The radio show is marking 35 years on the air with host Kathy O’Connell and producer Robert Drake. 

Three people in a radio recording studio
Professor Gwendolyn DuBois Shaw (center) speaks about artists and art history during a monthly segment on WXPN’s Kids Corner. Founded in 1988, the radio show marks 35 years on the air with host Kathy O’Connell (left) and producer Robert Drake (right). 

When her stepchildren were little, Penn art historian Gwendolyn DuBois Shaw would tune into WXPN in the evenings to listen with them to “Kids Corner”, a wide-ranging radio talk show designed for children 5 to 13 years old.

Shaw now is a monthly guest, coming to the studio on Walnut Street to talk about art and artists with the show’s host, Kathy O’Connell. Founded in 1988, the show is marking 35 years on the air in January, with O’Connell at the microphone and producer Robert Drake making it all happen.  

“We are in our third generation of listeners,” Drake says. “So, kids who grew up with ‘Kids Corner’ as fans are now bringing their grandchildren to our events. They listened, their children listened, and now their grandchildren are listening to us.” 

Starting with first ladies 

Drake contacted Shaw in 2021 when Shaw was curator of the exhibition “Every Eye Is Upon Me: First Ladies of the United States at the National Portrait Gallery in Washington, D.C. O’Connell, who is interested in first ladies, thought the subject was perfect for the show. Since it was during the pandemic, O’Connell and Shaw recorded the segment in separate booths. 

“The dynamic between Gwen and Kathy was really natural,” says Drake. “They were just chatting about everything. It was almost as if the mics weren’t on. And that’s when I said to Kathy, ‘This is who we need to talk about art,’ because Gwen has a way of talking about art.” 

Gwendolyn DuBois Shaw and Kathy O'Connell speaking into microphones in the WXPN radio studio.
Shaw and O’Connell record the art history show to air on the first Thursday of each month. 

O’Connell says the fit was immediate, “Gwen is so comfortable on the radio. We thought, ‘We have this great resource—what can we do?’” she says. 

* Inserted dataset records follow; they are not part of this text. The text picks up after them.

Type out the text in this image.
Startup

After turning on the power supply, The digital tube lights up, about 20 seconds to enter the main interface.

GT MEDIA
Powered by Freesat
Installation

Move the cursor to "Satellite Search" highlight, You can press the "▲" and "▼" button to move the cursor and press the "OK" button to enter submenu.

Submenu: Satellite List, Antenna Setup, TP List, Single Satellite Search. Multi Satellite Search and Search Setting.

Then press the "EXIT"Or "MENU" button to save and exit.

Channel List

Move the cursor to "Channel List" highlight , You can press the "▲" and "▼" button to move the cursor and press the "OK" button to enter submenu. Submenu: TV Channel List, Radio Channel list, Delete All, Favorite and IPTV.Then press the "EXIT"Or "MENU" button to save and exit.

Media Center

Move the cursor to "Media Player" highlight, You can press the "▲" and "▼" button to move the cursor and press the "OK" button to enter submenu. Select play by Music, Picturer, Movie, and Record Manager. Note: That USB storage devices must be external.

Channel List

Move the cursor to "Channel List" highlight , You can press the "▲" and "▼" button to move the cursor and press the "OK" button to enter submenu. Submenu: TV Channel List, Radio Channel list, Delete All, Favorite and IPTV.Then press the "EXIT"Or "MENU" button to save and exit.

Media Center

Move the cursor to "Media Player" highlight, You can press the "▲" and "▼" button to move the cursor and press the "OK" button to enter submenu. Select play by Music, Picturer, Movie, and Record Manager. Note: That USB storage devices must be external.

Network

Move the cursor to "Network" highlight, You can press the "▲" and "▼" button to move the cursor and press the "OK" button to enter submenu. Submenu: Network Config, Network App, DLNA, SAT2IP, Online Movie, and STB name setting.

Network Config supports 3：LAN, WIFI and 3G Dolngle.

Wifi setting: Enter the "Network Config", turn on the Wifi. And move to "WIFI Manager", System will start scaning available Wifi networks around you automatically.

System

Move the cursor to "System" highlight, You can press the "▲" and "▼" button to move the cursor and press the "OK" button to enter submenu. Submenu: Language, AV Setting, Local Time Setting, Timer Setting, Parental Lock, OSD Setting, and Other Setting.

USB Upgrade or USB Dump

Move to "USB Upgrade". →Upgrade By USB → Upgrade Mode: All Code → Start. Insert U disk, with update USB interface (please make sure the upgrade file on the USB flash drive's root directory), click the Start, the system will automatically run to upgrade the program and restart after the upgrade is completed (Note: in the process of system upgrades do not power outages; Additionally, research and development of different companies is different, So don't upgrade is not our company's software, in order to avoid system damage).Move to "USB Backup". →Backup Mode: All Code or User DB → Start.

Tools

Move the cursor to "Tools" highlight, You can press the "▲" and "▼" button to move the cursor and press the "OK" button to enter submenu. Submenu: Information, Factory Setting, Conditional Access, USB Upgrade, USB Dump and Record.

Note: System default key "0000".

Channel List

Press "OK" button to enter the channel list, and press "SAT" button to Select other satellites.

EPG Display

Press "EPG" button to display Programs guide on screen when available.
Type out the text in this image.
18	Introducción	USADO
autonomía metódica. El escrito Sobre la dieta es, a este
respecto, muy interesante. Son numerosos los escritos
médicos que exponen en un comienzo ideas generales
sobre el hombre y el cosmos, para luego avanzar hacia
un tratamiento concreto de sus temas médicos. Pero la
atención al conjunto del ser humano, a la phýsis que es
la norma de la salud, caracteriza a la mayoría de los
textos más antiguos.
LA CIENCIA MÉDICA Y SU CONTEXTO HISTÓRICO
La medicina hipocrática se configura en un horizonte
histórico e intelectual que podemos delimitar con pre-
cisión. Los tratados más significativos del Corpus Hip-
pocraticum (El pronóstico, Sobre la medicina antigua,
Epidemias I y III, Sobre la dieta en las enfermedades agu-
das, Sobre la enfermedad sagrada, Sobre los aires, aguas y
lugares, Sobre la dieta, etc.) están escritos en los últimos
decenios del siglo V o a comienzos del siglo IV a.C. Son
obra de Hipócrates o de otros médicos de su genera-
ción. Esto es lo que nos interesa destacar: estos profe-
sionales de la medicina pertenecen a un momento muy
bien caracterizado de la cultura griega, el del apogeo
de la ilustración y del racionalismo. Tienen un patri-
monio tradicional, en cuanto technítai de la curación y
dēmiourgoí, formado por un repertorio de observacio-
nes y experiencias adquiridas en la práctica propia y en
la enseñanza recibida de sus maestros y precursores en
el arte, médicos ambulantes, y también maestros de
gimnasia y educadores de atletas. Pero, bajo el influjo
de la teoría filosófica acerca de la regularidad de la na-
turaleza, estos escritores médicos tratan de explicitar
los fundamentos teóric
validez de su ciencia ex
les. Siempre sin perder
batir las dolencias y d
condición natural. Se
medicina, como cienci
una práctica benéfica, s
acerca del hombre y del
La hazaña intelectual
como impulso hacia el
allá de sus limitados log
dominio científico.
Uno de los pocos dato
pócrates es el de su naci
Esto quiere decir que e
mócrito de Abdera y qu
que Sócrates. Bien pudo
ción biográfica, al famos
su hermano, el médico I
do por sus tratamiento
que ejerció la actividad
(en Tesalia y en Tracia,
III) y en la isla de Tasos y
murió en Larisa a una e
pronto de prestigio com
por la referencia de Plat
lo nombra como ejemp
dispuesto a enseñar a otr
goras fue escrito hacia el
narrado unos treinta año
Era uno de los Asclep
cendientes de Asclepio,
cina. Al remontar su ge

Shaw, the Class of 1940 Bicentennial Term Associate Professor of art history in the School of Arts & Sciences, was game. “I said, ‘Oh, that was so much fun. Anytime you want me to come back, just let me know.’ And we started to brainstorm what a good segment would be,” she says. 

Art is everywhere

Each month, Shaw chooses four artists to focus on based on their birthdays, with an eye toward diversity, including gender, race, and nationality of the artists. She also thinks about diversity of artistic mediums: paintings, prints, murals, sculptures, textiles, photography. She usually chooses artists from the 19th and 20th centuries, but sometimes she includes one who is contemporary.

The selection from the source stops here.